New UDaB, IGS collaboration to help broaden alternative break programs
4:14 p.m., Oct. 24, 2013--The service-based and student-led University of Delaware Alternative Breaks (UDaB) program will now be housed in the Institute for Global Studies (IGS), which will provide supporting services and help manage aspects of the growing program.
UDaB was founded in 2010 by a student who was passionate about service. That passion was able to translate into the creation of the program with the support of Susan Serra, assistant director in the Office of Service Learning. Together they proposed the start of an alternative spring break program.
Now in its fourth year, UDaB has seen double the number of applicants and increased the number of service trips from five to eight.

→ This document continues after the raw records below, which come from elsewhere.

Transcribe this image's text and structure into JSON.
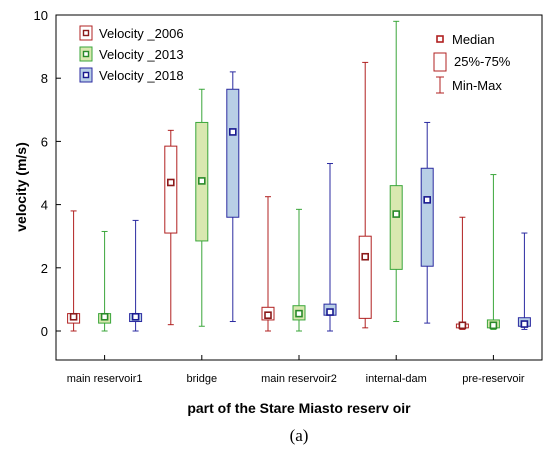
{
  "chart_data": {
    "type": "box",
    "xlabel": "part of the Stare Miasto reserv oir",
    "ylabel": "velocity (m/s)",
    "panel_label": "(a)",
    "ylim": [
      -0.9,
      10
    ],
    "yticks": [
      "0",
      "2",
      "4",
      "6",
      "8",
      "10"
    ],
    "ytick_values": [
      0,
      2,
      4,
      6,
      8,
      10
    ],
    "categories": [
      "main reservoir1",
      "bridge",
      "main reservoir2",
      "internal-dam",
      "pre-reservoir"
    ],
    "series": [
      {
        "name": "Velocity _2006",
        "stroke": "#b02020",
        "fill": "#ffffff",
        "marker": "#8b1a1a",
        "stats": [
          {
            "min": 0.0,
            "q1": 0.25,
            "median": 0.45,
            "q3": 0.55,
            "max": 3.8
          },
          {
            "min": 0.2,
            "q1": 3.1,
            "median": 4.7,
            "q3": 5.85,
            "max": 6.35
          },
          {
            "min": 0.0,
            "q1": 0.35,
            "median": 0.5,
            "q3": 0.75,
            "max": 4.25
          },
          {
            "min": 0.1,
            "q1": 0.4,
            "median": 2.35,
            "q3": 3.0,
            "max": 8.5
          },
          {
            "min": 0.05,
            "q1": 0.1,
            "median": 0.18,
            "q3": 0.22,
            "max": 3.6
          }
        ]
      },
      {
        "name": "Velocity _2013",
        "stroke": "#3aa63a",
        "fill": "#d9e8b0",
        "marker": "#2a8a2a",
        "stats": [
          {
            "min": 0.0,
            "q1": 0.25,
            "median": 0.45,
            "q3": 0.55,
            "max": 3.15
          },
          {
            "min": 0.15,
            "q1": 2.85,
            "median": 4.75,
            "q3": 6.6,
            "max": 7.65
          },
          {
            "min": 0.0,
            "q1": 0.35,
            "median": 0.55,
            "q3": 0.8,
            "max": 3.85
          },
          {
            "min": 0.3,
            "q1": 1.95,
            "median": 3.7,
            "q3": 4.6,
            "max": 9.8
          },
          {
            "min": 0.05,
            "q1": 0.1,
            "median": 0.18,
            "q3": 0.35,
            "max": 4.95
          }
        ]
      },
      {
        "name": "Velocity _2018",
        "stroke": "#2a2aa0",
        "fill": "#b8cfe6",
        "marker": "#1a1a90",
        "stats": [
          {
            "min": 0.0,
            "q1": 0.3,
            "median": 0.45,
            "q3": 0.55,
            "max": 3.5
          },
          {
            "min": 0.3,
            "q1": 3.6,
            "median": 6.3,
            "q3": 7.65,
            "max": 8.2
          },
          {
            "min": 0.0,
            "q1": 0.5,
            "median": 0.6,
            "q3": 0.85,
            "max": 5.3
          },
          {
            "min": 0.25,
            "q1": 2.05,
            "median": 4.15,
            "q3": 5.15,
            "max": 6.6
          },
          {
            "min": 0.05,
            "q1": 0.15,
            "median": 0.22,
            "q3": 0.42,
            "max": 3.1
          }
        ]
      }
    ],
    "stat_legend": {
      "median": "Median",
      "box": "25%-75%",
      "whisker": "Min-Max",
      "stroke": "#b02020"
    },
    "grid": false,
    "legend_position": "top"
  }
}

This year more than 400 students applied to the trips that partner with various community organizations to work with specific issue areas such as hunger and homelessness, affordable housing, disaster recovery and more.
Not only does UDaB provide programs but now campus organizations such as the School of Nursing, Honors Program and Blue Hen Leadership Program have joined forces to plan trips to different areas within the eastern half of the United States.

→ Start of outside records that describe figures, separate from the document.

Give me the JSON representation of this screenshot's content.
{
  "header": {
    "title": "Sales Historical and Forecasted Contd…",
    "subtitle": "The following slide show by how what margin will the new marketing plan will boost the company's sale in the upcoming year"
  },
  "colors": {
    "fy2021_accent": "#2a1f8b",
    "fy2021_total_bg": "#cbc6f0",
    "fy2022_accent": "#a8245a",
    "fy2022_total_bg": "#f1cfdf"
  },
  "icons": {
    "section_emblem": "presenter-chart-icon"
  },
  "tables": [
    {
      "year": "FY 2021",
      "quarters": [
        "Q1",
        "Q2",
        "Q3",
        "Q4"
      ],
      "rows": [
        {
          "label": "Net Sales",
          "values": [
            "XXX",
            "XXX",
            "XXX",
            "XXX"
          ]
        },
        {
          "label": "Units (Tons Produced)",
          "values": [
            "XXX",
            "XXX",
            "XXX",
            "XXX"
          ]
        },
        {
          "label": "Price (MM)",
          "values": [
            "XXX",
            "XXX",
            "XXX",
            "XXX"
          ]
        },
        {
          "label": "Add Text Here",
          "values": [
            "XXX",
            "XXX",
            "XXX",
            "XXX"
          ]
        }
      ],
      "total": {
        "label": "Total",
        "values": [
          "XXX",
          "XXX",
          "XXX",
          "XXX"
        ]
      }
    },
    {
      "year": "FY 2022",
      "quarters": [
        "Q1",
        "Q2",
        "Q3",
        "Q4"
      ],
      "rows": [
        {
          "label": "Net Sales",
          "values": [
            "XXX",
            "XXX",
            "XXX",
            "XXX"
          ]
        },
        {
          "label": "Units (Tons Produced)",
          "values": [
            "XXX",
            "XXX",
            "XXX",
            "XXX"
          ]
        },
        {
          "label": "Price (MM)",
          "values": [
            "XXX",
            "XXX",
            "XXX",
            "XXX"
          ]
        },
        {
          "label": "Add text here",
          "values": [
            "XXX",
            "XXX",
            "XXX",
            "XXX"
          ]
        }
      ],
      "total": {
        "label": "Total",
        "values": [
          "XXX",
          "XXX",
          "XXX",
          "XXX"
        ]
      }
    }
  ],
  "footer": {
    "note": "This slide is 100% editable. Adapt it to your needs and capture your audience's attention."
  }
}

“Sue Serra has done an outstanding job developing a new campus program and bringing it along to the point where it has outgrown the Office of Service Learning,” said Amy Johnson, deputy director of IGS. “She has been recognized nationally for her contribution to service learning and her support to the students at the University of Delaware.”
The goal of the collaboration with IGS is to help broaden the scope of UDaB direct service and experiential learning. IGS will grow the spring break and off-term programs by providing administrative assistance with the help of the new alternative break and off-term academic program coordinator Karen Lundin.
Lundin will help students plan program budgets, identify vendors and provide registration to assure safety in all travel.
“IGS is excited to support what UDaB is already achieving and provide more resources for exponential growth,” said Lundin. “Our focus is to offer more service trips to provide an opportunity for each student who wants to participate in service learning.”
IGS and UDaB hope to enhance student participation by providing the opportunity to earn discovery learning credit and access to a greater number of scholarships.
“We want to grow leaders. These trips are character building and engage students to see service as a role in the greater society,” said Johnson. Students are now able to register for UNIV 363, a discovery learning course tied to their service trips. “We want to offer students the credit they deserve for their service because we believe they more than capture the discovery learning component.”
UDaB partners with Break Away, a national nonprofit organization for universities across the nation that helps to train, assist and connect campuses and communities for alternative break programs. Through Break Away, student leaders will participate in site leader retreats that help provide them with the tools they need to facilitate the service trips and manage groups.
“Students have the ability to create change in the world. What we wanted from our program right from the beginning is to not have it be just a volunteer week, but that students would really spend a lot of time in reflection, think about how it connected to their academic life, career goals, and their future,” said Serra.
Students become engaged citizens interacting with the community members to find out the challenges they are going to address and the strengths of the community, and to get a deeper understanding of the culture in which they are working.
“Students are engaged in direct service and are working with a social justice issue that the service is connected with,” said student program coordinator Maggie Stohler. “For the entire week they are immersed in this group of students and work directly with communities that they travel to so they can accomplish some kind of service project while really understanding and starting to explore the different facets of the social justice issue that they’re working with.”
Trips range from 12 to 40 students and are led by trained student site leaders for the week. The executive board of UDaB prepare all year for these trips, organizing the students and planning meals, transportation and housing, and then closely with Serra on the budgeting aspects. Now with the help of Lundin and IGS, the program has the potential to not only offer credit for students but have the long-term goals of increasing the number of trips, tackling different topic issue areas and serving overseas.
UDaB is passionate about connecting students with a community and engaging in social issues and those involved hope the experience transcends the trip and inspires students to make broader life changes and to continue to participate in service within their own community.
“It is so much more about having that experience be a catalyst and prioritizing the community when you come back, and continuing to serve and work with the social issues that you worked with on your trip. Oftentimes you can find them in your own communities,” said Stohler.